Samarie riu. O som fez com que Anne-Marie se lembrasse de almoços na casa dos O’Callaghan, de todas as vezes em que havia entrado no quarto da amiga e a encontrado rindo ou brigando com a irmã, de como Sam sempre ajudava a irmã mais nova e sua melhor amiga a escolher roupas e fazer maquiagem. Anne-Marie era filha única; a relação de Rori com seus irmãos sempre fizera com que ela desejasse não sê-lo.

— Você não muda mesmo, Rori – disse Sam.

— Você não tem ideia – rosnou Rori. Anne-Marie pôs a mão no ombro dela.

— Rori, não é culpa dela – murmurou. – Nada disso é culpa dela.

A intenção era que só Rori conseguisse ouvir, mas, aparentemente, Sam também escutara, porque ela disse:

— E não é culpa sua, também. Você não tem a obrigação de salvá-los – Era impressão, ou Sam parecia estar se tornando translúcida? – Sua única obrigação é cuidar deles... E de si mesma.
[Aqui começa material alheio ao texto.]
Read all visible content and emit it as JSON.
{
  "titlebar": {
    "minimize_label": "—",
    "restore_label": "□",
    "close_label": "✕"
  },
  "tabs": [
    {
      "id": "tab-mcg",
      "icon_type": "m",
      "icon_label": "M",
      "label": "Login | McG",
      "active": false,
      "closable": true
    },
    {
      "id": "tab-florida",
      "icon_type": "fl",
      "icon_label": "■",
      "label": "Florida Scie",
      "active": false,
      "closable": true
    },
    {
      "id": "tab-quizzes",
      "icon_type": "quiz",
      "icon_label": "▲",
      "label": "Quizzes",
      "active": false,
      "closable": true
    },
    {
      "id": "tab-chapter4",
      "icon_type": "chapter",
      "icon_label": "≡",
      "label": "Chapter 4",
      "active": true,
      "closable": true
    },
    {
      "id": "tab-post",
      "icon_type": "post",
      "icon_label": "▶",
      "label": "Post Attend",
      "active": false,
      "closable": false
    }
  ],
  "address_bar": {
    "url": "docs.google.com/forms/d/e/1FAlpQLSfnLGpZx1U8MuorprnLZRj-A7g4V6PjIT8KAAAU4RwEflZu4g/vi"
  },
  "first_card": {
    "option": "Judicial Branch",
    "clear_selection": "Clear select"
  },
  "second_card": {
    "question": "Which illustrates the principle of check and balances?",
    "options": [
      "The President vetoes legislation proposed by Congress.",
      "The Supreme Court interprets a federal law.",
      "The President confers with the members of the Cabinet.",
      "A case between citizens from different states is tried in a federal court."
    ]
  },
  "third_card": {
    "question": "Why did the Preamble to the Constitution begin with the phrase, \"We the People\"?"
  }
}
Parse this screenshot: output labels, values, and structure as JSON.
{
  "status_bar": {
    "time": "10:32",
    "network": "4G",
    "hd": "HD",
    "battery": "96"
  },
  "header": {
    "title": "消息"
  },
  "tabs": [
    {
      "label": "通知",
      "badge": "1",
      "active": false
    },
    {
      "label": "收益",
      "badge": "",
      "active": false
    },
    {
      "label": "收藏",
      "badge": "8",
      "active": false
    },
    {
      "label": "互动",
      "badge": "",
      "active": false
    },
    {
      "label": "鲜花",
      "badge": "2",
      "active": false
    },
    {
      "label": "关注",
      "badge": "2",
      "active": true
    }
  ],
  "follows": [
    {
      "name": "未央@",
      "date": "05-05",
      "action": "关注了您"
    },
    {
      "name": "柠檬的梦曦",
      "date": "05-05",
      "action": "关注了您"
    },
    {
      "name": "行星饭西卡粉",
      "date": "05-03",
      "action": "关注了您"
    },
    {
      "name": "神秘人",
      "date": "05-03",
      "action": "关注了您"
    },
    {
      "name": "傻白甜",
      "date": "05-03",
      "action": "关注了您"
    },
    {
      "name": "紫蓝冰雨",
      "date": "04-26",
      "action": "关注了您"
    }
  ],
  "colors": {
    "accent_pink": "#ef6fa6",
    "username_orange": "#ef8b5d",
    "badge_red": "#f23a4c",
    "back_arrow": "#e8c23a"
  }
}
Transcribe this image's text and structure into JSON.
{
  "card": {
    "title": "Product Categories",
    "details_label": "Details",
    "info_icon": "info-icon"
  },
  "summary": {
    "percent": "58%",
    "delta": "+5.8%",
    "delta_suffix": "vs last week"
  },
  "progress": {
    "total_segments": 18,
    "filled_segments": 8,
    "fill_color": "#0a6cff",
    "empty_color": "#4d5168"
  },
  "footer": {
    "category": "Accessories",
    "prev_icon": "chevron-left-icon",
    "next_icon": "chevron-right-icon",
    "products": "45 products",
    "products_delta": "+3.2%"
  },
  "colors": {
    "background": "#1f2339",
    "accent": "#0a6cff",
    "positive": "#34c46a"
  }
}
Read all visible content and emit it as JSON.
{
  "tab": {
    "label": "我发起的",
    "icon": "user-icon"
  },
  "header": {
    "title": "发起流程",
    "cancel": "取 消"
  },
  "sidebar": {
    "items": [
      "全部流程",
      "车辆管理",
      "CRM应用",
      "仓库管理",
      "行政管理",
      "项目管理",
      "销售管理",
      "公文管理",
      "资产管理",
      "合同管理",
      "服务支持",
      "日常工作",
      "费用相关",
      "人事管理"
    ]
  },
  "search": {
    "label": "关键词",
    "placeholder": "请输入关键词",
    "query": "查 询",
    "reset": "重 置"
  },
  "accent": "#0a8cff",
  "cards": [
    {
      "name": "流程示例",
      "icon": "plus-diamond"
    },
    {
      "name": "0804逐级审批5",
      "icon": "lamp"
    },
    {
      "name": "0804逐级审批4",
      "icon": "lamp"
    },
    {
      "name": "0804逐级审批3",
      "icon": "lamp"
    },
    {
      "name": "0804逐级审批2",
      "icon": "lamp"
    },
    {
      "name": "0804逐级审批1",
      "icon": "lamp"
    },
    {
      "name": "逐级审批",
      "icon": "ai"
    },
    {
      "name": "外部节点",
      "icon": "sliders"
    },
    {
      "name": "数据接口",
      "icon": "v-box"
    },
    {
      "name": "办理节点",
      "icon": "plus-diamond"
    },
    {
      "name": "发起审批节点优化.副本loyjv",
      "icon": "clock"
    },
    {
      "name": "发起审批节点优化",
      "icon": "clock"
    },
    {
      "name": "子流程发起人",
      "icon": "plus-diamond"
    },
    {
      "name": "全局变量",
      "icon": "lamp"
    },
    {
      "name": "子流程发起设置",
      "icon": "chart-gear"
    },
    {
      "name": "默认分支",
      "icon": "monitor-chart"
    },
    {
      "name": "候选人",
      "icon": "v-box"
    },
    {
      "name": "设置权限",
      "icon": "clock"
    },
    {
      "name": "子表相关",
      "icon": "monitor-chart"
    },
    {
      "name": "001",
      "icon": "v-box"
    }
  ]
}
Não esqueça disso.

A raiva na expressão de Rori foi substituída por pânico.

— Espera – pediu ela. – Você não pode ir embora agora, não pode só jogar isso no ar e desaparecer...

— Eu não tenho escolha – disse Sam. Ela abriu aquele sorriso felino que era tão parecido com o da irmã. – E, como eu falei, eu nunca realmente estive aqui, não é?

E, dizendo isso, ela desapareceu, deixando para trás um amontoado de trevos de quatro folhas na grama onde seus pés haviam pisado.

Rori caiu de joelhos e permaneceu paralisada ali por algum tempo. Não havia lágrimas em seus olhos, e suas mãos pendiam frouxamente ao lado do corpo. A grama abaixo parecia se esticar para alcançá-la, mas ela não parecia se dar conta disso, de forma que Anne-Marie se perguntou se aquilo fazia parte da magia de Rori, ou se a terra dos ancestrais dela sentira sua dor e estava tentando confortá-la por conta própria.

Anne-Marie se agachou ao lado dela, tocando seu ombro com delicadeza.

— Rori – chamou, no tom mais suave que conseguiu. A amiga não deu sinal de ter ouvido. – Rori, meu bem, eu sei que é difícil, mas você precisa seguir em frente. É o que Sam teria querido.

Ela também sentia uma pontada aguda no próprio coração, mas não conseguia sequer imaginar a dor que a amiga deveria estar sentindo. Rori apenas sacudiu a cabeça. Anne-Marie suspirou e se sentou ao lado dela, de pernas cruzadas.

— Tudo bem. Nós temos tempo.

Porém, parecia que aquilo não era verdade. Assim que Anne-Marie fechou a boca, ela percebeu para onde o fantasma de Sam as havia levado. Elas estavam sentadas de frente para dois tronos elaborados feitos de troncos de árvores retorcidos juntos, nas quais se sentavam as duas figuras mais assustadoras que Anne-Marie já tinha visto.

— Ah, sim, vocês têm todo o tempo do mundo – disse a da esquerda, numa voz grave que pareceu fazer tremer o solo. – Afinal, nós não temos mais nada para fazer além de ouvir os sofrimentos de reles mortais.

Sam havia ajudado: ela as levara diretamente até os sidhe. E, ao que parecia, Rori descendia de alguns sidhe bem poderosos.